Globalement, la part des dépenses d'énergie dans le revenu des ménages les plus pauvres est passée de 10 à 15% entre 2001 et 2006, tandis que cette part a diminué dans le revenu de la population la plus aisée, selon l'Ademe. La part des dépenses énergétiques des 20% de ménages les plus pauvres est 2,5 fois plus élevée que celle des 20% de ménages les plus riches, rappelle l'Agence, en citant une enquête 2006 de l'Insee (Institut national de la statistique et des études économiques). Les dépenses en combustibles fossiles des plus aisés représentent moins de 4% de leur revenu total alors que les ménages les plus défavorisés consacrent presque 9% de leur revenu total à l'achat de gaz et de produits pétroliers. De même, les dépenses en électricité des ménages à fort pouvoir d'achat représentent seulement 2% de leur revenu contre 6% pour les plus pauvres.

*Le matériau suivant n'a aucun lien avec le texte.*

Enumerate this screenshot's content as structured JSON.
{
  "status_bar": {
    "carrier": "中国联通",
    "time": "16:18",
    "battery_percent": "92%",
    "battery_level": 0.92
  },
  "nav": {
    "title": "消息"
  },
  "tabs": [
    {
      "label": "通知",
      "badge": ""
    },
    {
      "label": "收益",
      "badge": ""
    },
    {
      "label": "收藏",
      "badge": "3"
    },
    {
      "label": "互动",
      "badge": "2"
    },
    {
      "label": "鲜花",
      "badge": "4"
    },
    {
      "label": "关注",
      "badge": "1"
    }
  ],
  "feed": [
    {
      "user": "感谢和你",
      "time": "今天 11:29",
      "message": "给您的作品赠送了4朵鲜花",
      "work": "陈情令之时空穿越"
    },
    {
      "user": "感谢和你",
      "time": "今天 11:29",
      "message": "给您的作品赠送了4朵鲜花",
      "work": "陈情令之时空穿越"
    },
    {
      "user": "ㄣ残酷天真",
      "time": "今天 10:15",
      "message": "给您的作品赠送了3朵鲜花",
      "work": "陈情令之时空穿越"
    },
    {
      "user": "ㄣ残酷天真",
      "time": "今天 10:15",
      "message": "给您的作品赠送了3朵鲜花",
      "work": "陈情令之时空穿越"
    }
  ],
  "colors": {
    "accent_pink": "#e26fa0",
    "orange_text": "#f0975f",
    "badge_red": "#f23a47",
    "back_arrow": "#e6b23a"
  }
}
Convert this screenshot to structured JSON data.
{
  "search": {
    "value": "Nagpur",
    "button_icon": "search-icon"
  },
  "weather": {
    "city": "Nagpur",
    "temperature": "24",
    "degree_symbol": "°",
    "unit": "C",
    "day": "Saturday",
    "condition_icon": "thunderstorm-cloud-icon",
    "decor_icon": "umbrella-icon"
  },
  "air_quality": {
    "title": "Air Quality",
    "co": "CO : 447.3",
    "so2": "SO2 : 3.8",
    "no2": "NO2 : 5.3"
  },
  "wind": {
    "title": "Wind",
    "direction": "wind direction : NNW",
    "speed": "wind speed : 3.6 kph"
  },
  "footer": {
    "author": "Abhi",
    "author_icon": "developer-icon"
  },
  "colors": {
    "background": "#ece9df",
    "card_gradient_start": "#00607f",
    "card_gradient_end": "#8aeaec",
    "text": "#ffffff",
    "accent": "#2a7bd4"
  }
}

Trois facteurs expliquent cette hausse des inégalités, selon l'Ademe. Tout d'abord, le revenu de la population la plus aisée a augmenté plus vite que le prix des combustibles. Ensuite, les ménages les plus fragiles occupent souvent les logements les plus dégradés et les moins performants sur le plan énergétique. Enfin, du fait du coût de l'immobilier en centre-ville, beaucoup de familles modestes sont contraintes de se loger dans des zones très excentrées et se trouvent dans une situation de totale dépendance à la voiture pour leurs déplacements.
Aux inégalités liées aux revenus s'ajoutent donc celles tenant au lieu de résidence, la part des dépenses énergétiques dans le budget d'un citadin restant inférieure de près d'un quart à celle d'un habitant de territoire rural. Un Parisien, qui dispose d'un réseau de transport en commun très dense et qui vit en habitation collective, a une facture énergétique inférieure de 44% à celle d'un habitant d'une commune rurale. Selon l'Ademe, "la part des achats de combustibles fossiles dans le revenu des ménages peut être multipliée par six entre un riche citadin et un rural pauvre".
"Seuls les ménages qui réaliseront de substantiels investissements de maîtrise de l'énergie à la maison, qui choisiront des modes de déplacement et des véhicules performants échapperont à une hausse très sensible du poids de leur facture énergétique", conclut l'Agence. Alors que les ménages à faible revenu sont les plus durement touchés par la hausse inexorable des coûts, elle recommande d'"accentuer les mesures ciblées sur la précarité énergétique dans les politiques publiques de maîtrise de l'énergie et de lutte contre l'effet de serre".